6 Australian Towns Launch Insurance Co-op After 500% Spikes

🦸 Hero Alert

When insurance premiums skyrocketed up to 500% in rural Queensland, six towns decided to become their own insurers. Now over 60 councils across Australia want to join their solution.

When Adam Osborne's home insurance quote jumped from $7,000 to $60,000 in just four years, he knew something had to change in rural Queensland.

He wasn't alone. Residents across six towns in southwest Queensland watched their insurance premiums double, triple, and even quintuple over 18 months, with no natural disasters or claims to justify the increases.

So the towns did something remarkable. They stopped waiting for help and created their own solution.

The Southwest Queensland Regional Organisation of Councils, representing Balonne, Paroo, Bulloo, Maranoa, and Quilpie shires, launched a community mutual insurance fund to bypass major insurers entirely. The cooperative model lets residents pool their risk together, cutting out corporate middlemen.

"I've literally been contacted by over 60 councils across the country that are being impacted by a similar thing," said Balonne Shire Mayor Samantha O'Toole, who chairs the organization. The movement is spreading fast.

6 Australian Towns Launch Insurance Co-op After 500% Spikes

The crisis hit hardest where it hurt most. Young first-time homebuyers in these rural communities found themselves blocked from mortgages not because they couldn't afford the house payment, but because banks deemed the insurance premiums too high. One survey found a third of residents couldn't get insurance at all or afford the quotes they received.

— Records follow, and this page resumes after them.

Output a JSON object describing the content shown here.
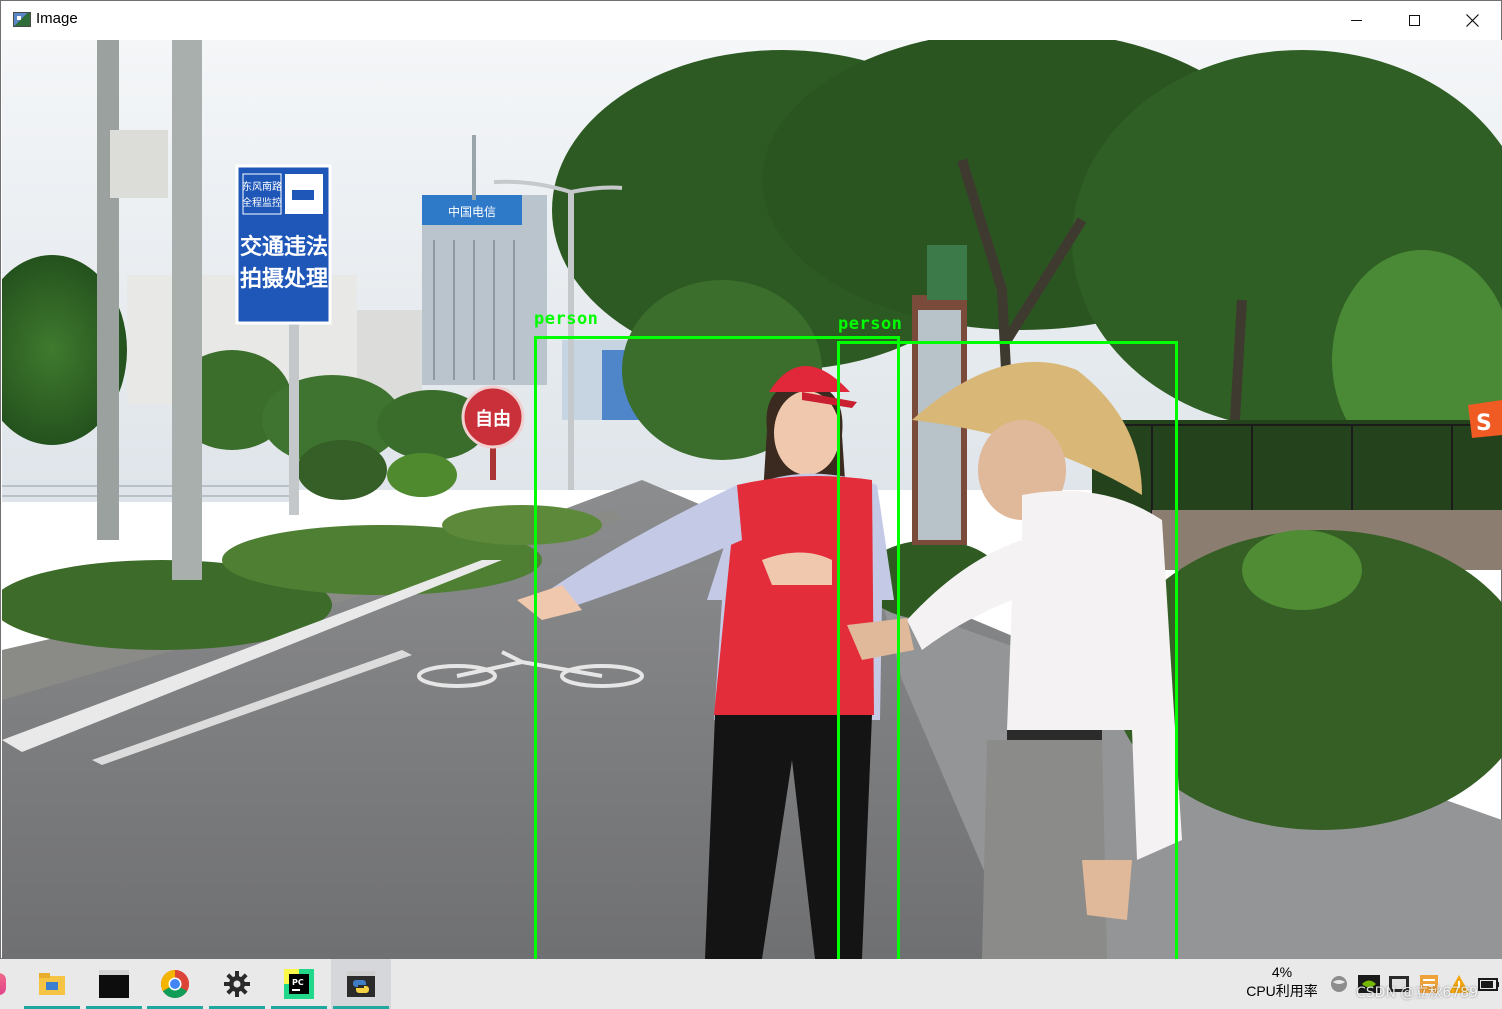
{
  "window": {
    "title": "Image",
    "minimize_symbol": "—",
    "maximize_symbol": "☐",
    "close_symbol": "✕"
  },
  "detections": [
    {
      "label": "person"
    },
    {
      "label": "person"
    }
  ],
  "scene": {
    "sign_line1": "交通违法",
    "sign_line2": "拍摄处理",
    "sign_small1": "东风南路",
    "sign_small2": "全程监控",
    "round_sign": "自由",
    "building_sign": "中国电信"
  },
  "taskbar": {
    "apps": [
      {
        "name": "file-explorer-icon"
      },
      {
        "name": "terminal-icon"
      },
      {
        "name": "chrome-icon"
      },
      {
        "name": "settings-gear-icon"
      },
      {
        "name": "pycharm-icon",
        "text": "PC"
      },
      {
        "name": "python-icon"
      }
    ],
    "cpu_value": "4%",
    "cpu_label": "CPU利用率"
  },
  "watermark": "CSDN @立秋6789",
  "colors": {
    "detection_box": "#00ff00",
    "taskbar_bg": "#e9e9ea",
    "taskbar_indicator": "#1fa89f"
  }
}
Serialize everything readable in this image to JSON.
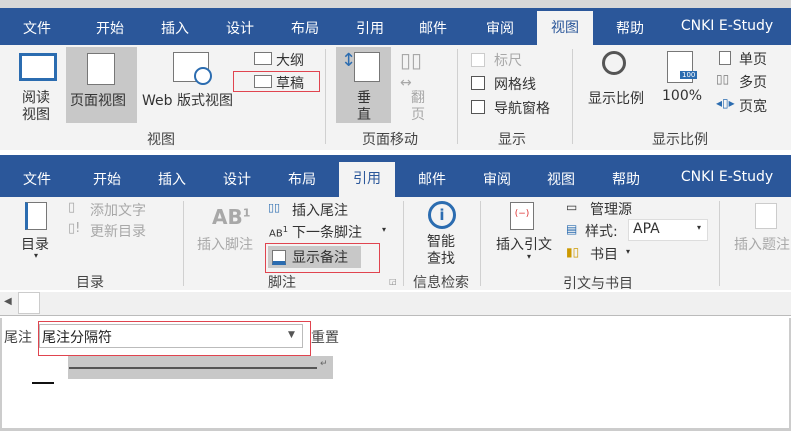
{
  "view_ribbon": {
    "tabs": [
      "文件",
      "开始",
      "插入",
      "设计",
      "布局",
      "引用",
      "邮件",
      "审阅",
      "视图",
      "帮助",
      "CNKI E-Study"
    ],
    "active_tab": "视图",
    "read_view": [
      "阅读",
      "视图"
    ],
    "print_layout": "页面视图",
    "web_layout": "Web 版式视图",
    "outline": "大纲",
    "draft": "草稿",
    "group_views": "视图",
    "vertical": [
      "垂",
      "直"
    ],
    "side_to_side": [
      "翻",
      "页"
    ],
    "group_page_move": "页面移动",
    "ruler": "标尺",
    "gridlines": "网格线",
    "nav_pane": "导航窗格",
    "group_show": "显示",
    "zoom": "显示比例",
    "zoom_100": "100%",
    "zoom_badge": "100",
    "one_page": "单页",
    "multi_page": "多页",
    "page_width": "页宽",
    "group_zoom": "显示比例"
  },
  "ref_ribbon": {
    "tabs": [
      "文件",
      "开始",
      "插入",
      "设计",
      "布局",
      "引用",
      "邮件",
      "审阅",
      "视图",
      "帮助",
      "CNKI E-Study"
    ],
    "active_tab": "引用",
    "toc": "目录",
    "add_text": "添加文字",
    "update_toc": "更新目录",
    "group_toc": "目录",
    "insert_footnote": "插入脚注",
    "ab_icon": "AB",
    "insert_endnote": "插入尾注",
    "next_footnote": "下一条脚注",
    "show_notes": "显示备注",
    "group_footnotes": "脚注",
    "smart_lookup": [
      "智能",
      "查找"
    ],
    "group_research": "信息检索",
    "insert_citation": "插入引文",
    "manage_sources": "管理源",
    "style_label": "样式:",
    "style_value": "APA",
    "bibliography": "书目",
    "group_citations": "引文与书目",
    "insert_caption": "插入题注"
  },
  "notes_pane": {
    "label": "尾注",
    "dropdown_value": "尾注分隔符",
    "reset": "重置",
    "separator_mark": "—"
  },
  "colors": {
    "accent": "#2b579a",
    "highlight": "#e0444f"
  }
}
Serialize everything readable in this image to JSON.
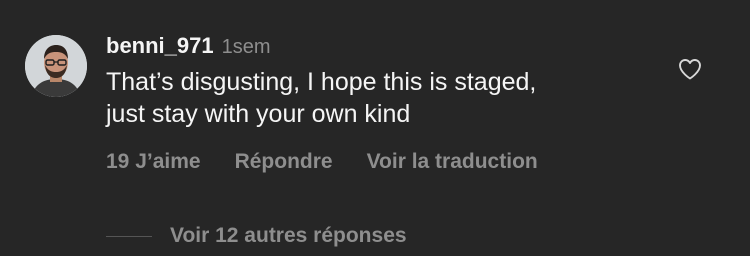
{
  "comment": {
    "username": "benni_971",
    "time": "1sem",
    "text_lines": [
      "That’s disgusting, I hope this is staged,",
      "just stay with your own kind"
    ],
    "likes": "19 J’aime",
    "reply_label": "Répondre",
    "translate_label": "Voir la traduction",
    "view_replies_label": "Voir 12 autres réponses",
    "like_icon": "heart-outline-icon"
  },
  "colors": {
    "background": "#262626",
    "primary_text": "#f5f5f5",
    "secondary_text": "#8e8e8e"
  }
}
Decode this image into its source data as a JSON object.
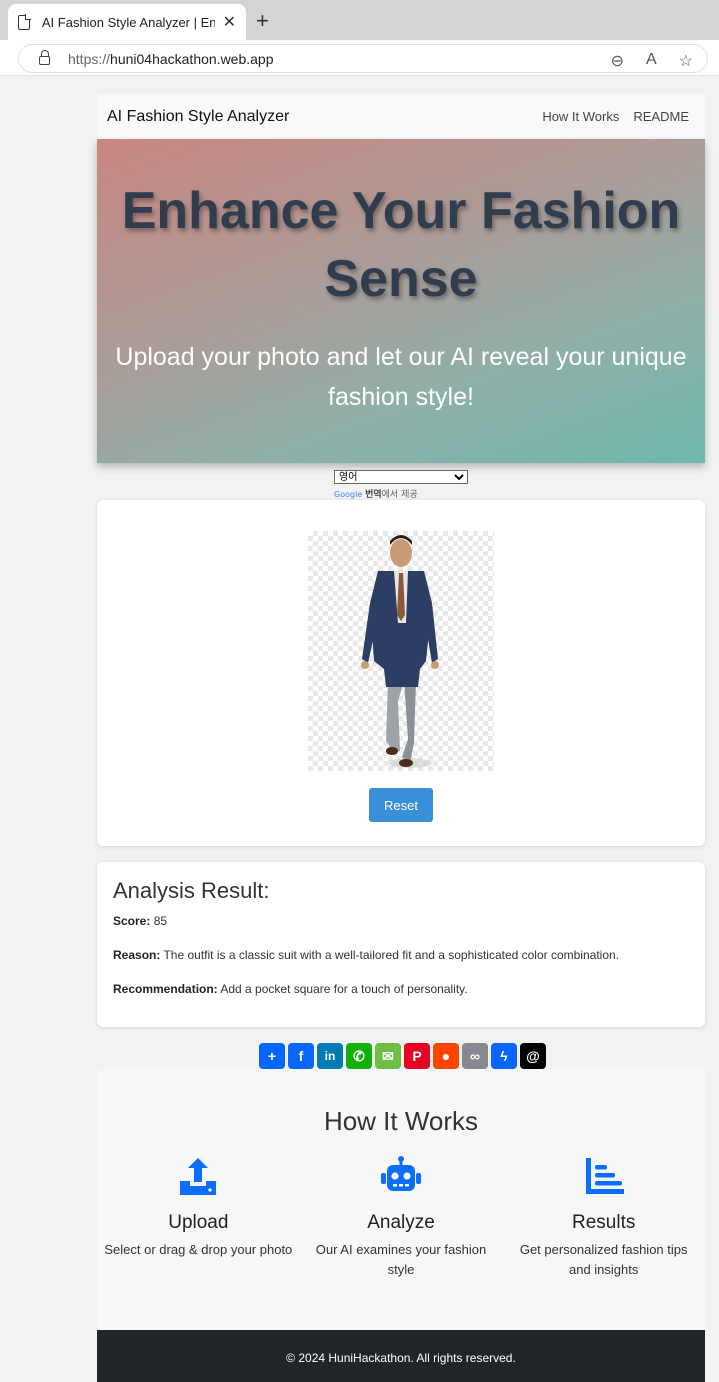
{
  "browser": {
    "tab_title": "AI Fashion Style Analyzer | Enhance Your Fashion Sense",
    "url_scheme": "https://",
    "url_host": "huni04hackathon.web.app"
  },
  "navbar": {
    "brand": "AI Fashion Style Analyzer",
    "links": [
      "How It Works",
      "README"
    ]
  },
  "hero": {
    "title": "Enhance Your Fashion Sense",
    "subtitle": "Upload your photo and let our AI reveal your unique fashion style!"
  },
  "translate": {
    "selected_language": "영어",
    "powered_google": "Google",
    "powered_translate": "번역",
    "powered_suffix": "에서 제공"
  },
  "upload": {
    "reset_label": "Reset"
  },
  "result": {
    "heading": "Analysis Result:",
    "score_label": "Score:",
    "score_value": "85",
    "reason_label": "Reason:",
    "reason_value": "The outfit is a classic suit with a well-tailored fit and a sophisticated color combination.",
    "recommendation_label": "Recommendation:",
    "recommendation_value": "Add a pocket square for a touch of personality."
  },
  "share_icons": [
    {
      "name": "addtoany-icon",
      "color": "#0166ff",
      "glyph": "+"
    },
    {
      "name": "facebook-icon",
      "color": "#0866ff",
      "glyph": "f"
    },
    {
      "name": "linkedin-icon",
      "color": "#007bb5",
      "glyph": "in"
    },
    {
      "name": "whatsapp-icon",
      "color": "#12af0a",
      "glyph": "✆"
    },
    {
      "name": "sms-icon",
      "color": "#6cbe45",
      "glyph": "✉"
    },
    {
      "name": "pinterest-icon",
      "color": "#e60023",
      "glyph": "P"
    },
    {
      "name": "reddit-icon",
      "color": "#ff4500",
      "glyph": "●"
    },
    {
      "name": "copy-link-icon",
      "color": "#888990",
      "glyph": "∞"
    },
    {
      "name": "messenger-icon",
      "color": "#0866ff",
      "glyph": "ϟ"
    },
    {
      "name": "threads-icon",
      "color": "#000000",
      "glyph": "@"
    }
  ],
  "how_it_works": {
    "heading": "How It Works",
    "steps": [
      {
        "icon": "upload-icon",
        "title": "Upload",
        "text": "Select or drag & drop your photo"
      },
      {
        "icon": "robot-icon",
        "title": "Analyze",
        "text": "Our AI examines your fashion style"
      },
      {
        "icon": "chart-icon",
        "title": "Results",
        "text": "Get personalized fashion tips and insights"
      }
    ]
  },
  "footer": {
    "text": "© 2024 HuniHackathon. All rights reserved."
  },
  "colors": {
    "accent": "#0d6efd",
    "button": "#3a8fd9",
    "hero_title": "#2f3d4e",
    "footer_bg": "#212529"
  }
}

Federal MP David Littleproud formally asked Australia's competition regulator to investigate, calling the insurance companies' practices "parasitic." Major insurers blamed extreme weather and rising building costs, but residents noticed something odd: premiums spiked even in areas with no recent disasters.

The Ripple Effect

What started as six desperate councils protecting their communities has become a national template. Dozens of towns facing similar insurance crises are now studying the Queensland model, proving that when corporations fail communities, communities can build their own solutions.

The cooperative hired risk analysts and is developing a full business case. If successful, it could reshape how rural Australia approaches insurance, putting control back in local hands.

Meanwhile, insurance companies agreed to meet with the councils and work on "practical solutions," a conversation that might never have happened without the cooperative threat. Competition, it turns out, works both ways.

Sometimes the best answer to a broken system is building a better one yourself.